Метафизика опыта. Книга IV. Исцеляющая Вселенная - страница 4
Итак, все ясно: величие кажущегося блага и сила мотива обязательно исключаются из числа критериев правильного действия или действия, которое реализует или стремится реализовать наибольшее реальное благо; причина в том, что все действия обладают этими характеристиками в равной степени или что они относятся к ним просто как к практическим и рациональным действиям de. facto. Ни соображение, что одно видимое благо больше другого, ни факт, что одно желание сильнее другого, никогда не могут сделать действие, которое они диктуют, правильным, равно как и противоположное соображение или противоположный факт не могут сделать его неправильным. Сила мотива или желания, а также величие кажущегося блага, таким образом, совершенно не относятся к качеству известной или воспринимаемой правильности или неправильности действий. Их оправдание никогда не заключается лишь в кажущемся величии блага, на которое они направлены, или в силе мотива, побуждающего к их совершению. Одно действие не является морально лучшим, чем другое, потому что оно направлено на большее очевидное благо, как для самого агента, так и для других. Очевидное величие блага, в общее определение которого должно быть включено большее число людей или разумных существ, для которых оно должно быть обеспечено, не имеет никакого отношения к оправданию действия как правильного. Это обстоятельства, совершенно безразличные для того, чтобы его можно было назвать правильным или неправильным, или действием, которое ведет к наибольшему реальному, в отличие от наибольшего кажущегося, благу, поскольку конечный результат действия всегда ex hypothesi неизвестен, будучи именно тем, для чего ищется критерий, применимый in prraisenti. То, что сознательное действие, заведомо правильное in preesenti, если есть такое знание, приведет к наибольшему реальному благу, – это вопрос не знания, а веры.
Таким образом, мы видим, что этика, в результате анализа самосознательных действий, добавляет более определенное понятие критерия к таким понятиям, как цель, мотив и причина, возникающие при сравнении целей и мотивов, и этих трех понятий достаточно, чтобы сделать практическое и рациональное действие понятным как фактический процесс. Соответственно, его схема конечных понятий такова: не цель, мотив, причина, а цель, мотив, критерий; критерий означает некий единственный вид причины, который мы всегда в состоянии применить в prwsenti, выбранный в качестве стандарта или теста, по которому можно судить о сознательных действиях в отношении их истинной предпочтительности, или, другими словами, как о морально хорошем или плохом, правильном или неправильном.
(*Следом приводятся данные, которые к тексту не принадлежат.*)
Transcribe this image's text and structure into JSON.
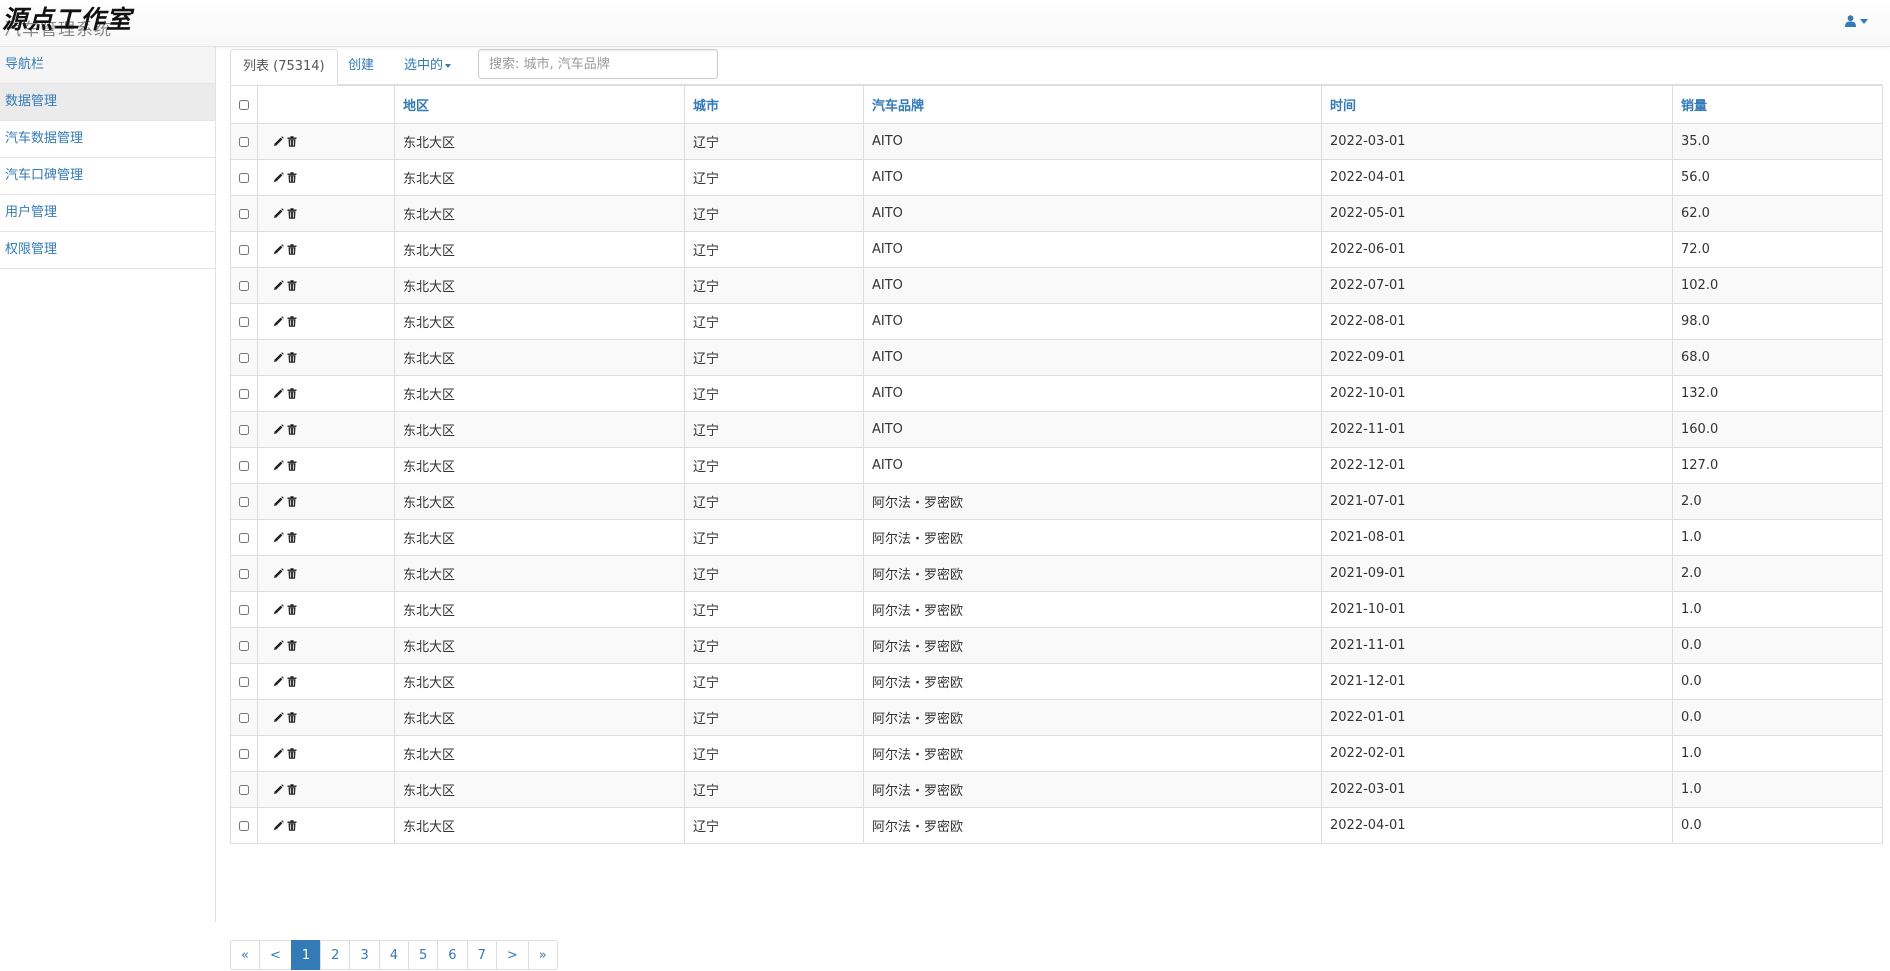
{
  "navbar": {
    "brand_text": "汽车管理系统",
    "watermark": "源点工作室"
  },
  "sidebar": {
    "items": [
      {
        "label": "导航栏"
      },
      {
        "label": "数据管理"
      },
      {
        "label": "汽车数据管理"
      },
      {
        "label": "汽车口碑管理"
      },
      {
        "label": "用户管理"
      },
      {
        "label": "权限管理"
      }
    ]
  },
  "tabs": {
    "list": "列表 (75314)",
    "create": "创建",
    "selected": "选中的"
  },
  "search": {
    "placeholder": "搜索: 城市, 汽车品牌"
  },
  "table": {
    "columns": [
      "地区",
      "城市",
      "汽车品牌",
      "时间",
      "销量"
    ],
    "rows": [
      [
        "东北大区",
        "辽宁",
        "AITO",
        "2022-03-01",
        "35.0"
      ],
      [
        "东北大区",
        "辽宁",
        "AITO",
        "2022-04-01",
        "56.0"
      ],
      [
        "东北大区",
        "辽宁",
        "AITO",
        "2022-05-01",
        "62.0"
      ],
      [
        "东北大区",
        "辽宁",
        "AITO",
        "2022-06-01",
        "72.0"
      ],
      [
        "东北大区",
        "辽宁",
        "AITO",
        "2022-07-01",
        "102.0"
      ],
      [
        "东北大区",
        "辽宁",
        "AITO",
        "2022-08-01",
        "98.0"
      ],
      [
        "东北大区",
        "辽宁",
        "AITO",
        "2022-09-01",
        "68.0"
      ],
      [
        "东北大区",
        "辽宁",
        "AITO",
        "2022-10-01",
        "132.0"
      ],
      [
        "东北大区",
        "辽宁",
        "AITO",
        "2022-11-01",
        "160.0"
      ],
      [
        "东北大区",
        "辽宁",
        "AITO",
        "2022-12-01",
        "127.0"
      ],
      [
        "东北大区",
        "辽宁",
        "阿尔法・罗密欧",
        "2021-07-01",
        "2.0"
      ],
      [
        "东北大区",
        "辽宁",
        "阿尔法・罗密欧",
        "2021-08-01",
        "1.0"
      ],
      [
        "东北大区",
        "辽宁",
        "阿尔法・罗密欧",
        "2021-09-01",
        "2.0"
      ],
      [
        "东北大区",
        "辽宁",
        "阿尔法・罗密欧",
        "2021-10-01",
        "1.0"
      ],
      [
        "东北大区",
        "辽宁",
        "阿尔法・罗密欧",
        "2021-11-01",
        "0.0"
      ],
      [
        "东北大区",
        "辽宁",
        "阿尔法・罗密欧",
        "2021-12-01",
        "0.0"
      ],
      [
        "东北大区",
        "辽宁",
        "阿尔法・罗密欧",
        "2022-01-01",
        "0.0"
      ],
      [
        "东北大区",
        "辽宁",
        "阿尔法・罗密欧",
        "2022-02-01",
        "1.0"
      ],
      [
        "东北大区",
        "辽宁",
        "阿尔法・罗密欧",
        "2022-03-01",
        "1.0"
      ],
      [
        "东北大区",
        "辽宁",
        "阿尔法・罗密欧",
        "2022-04-01",
        "0.0"
      ]
    ]
  },
  "pagination": {
    "first": "«",
    "prev": "<",
    "pages": [
      "1",
      "2",
      "3",
      "4",
      "5",
      "6",
      "7"
    ],
    "active": "1",
    "next": ">",
    "last": "»"
  },
  "icons": {
    "user": "user-icon",
    "edit": "pencil-icon",
    "delete": "trash-icon"
  },
  "colors": {
    "link": "#337ab7",
    "active_page": "#337ab7"
  }
}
Концепция критерия придает большую точность трем кардинальным понятиям, которые обычно используются, – цели, мотиву и причине, взятым в целом. В обоих случаях контраст между реальным и кажущимся добром проявляется сильнее, если противопоставить различные виды причин; кроме того, в желаниях природа желаемых целей может быть таким образом более четко отделена от эффективности, которой желания обладают как побудительные силы.
Фактически мы находим в критерии средство судить не только о целях и мотивах, но и о причинах, которые могут быть приведены для достижения одних целей и придания веса одним мотивам в пользу других. Можно сказать, что главной целью этики как практической науки должно быть установление некоего единого критерия правильности вместо множества противоречивых причин. А раз так, то из этого следует, что главная проблема, предлагаемая Этике как практической науке, заключается в обнаружении такого единого критерия. Но это, очевидно, можно сделать только в том случае, если нам удастся путем анализа обнажить его реальные основания в сущностной природе волевого и самосознательного действия. Я положил тройное различие цели, мотива и критерия в основу этики в своей «Теории практики» (1870), книга II, гл. I, хотя в то время я имел сравнительно слабое представление о предмете.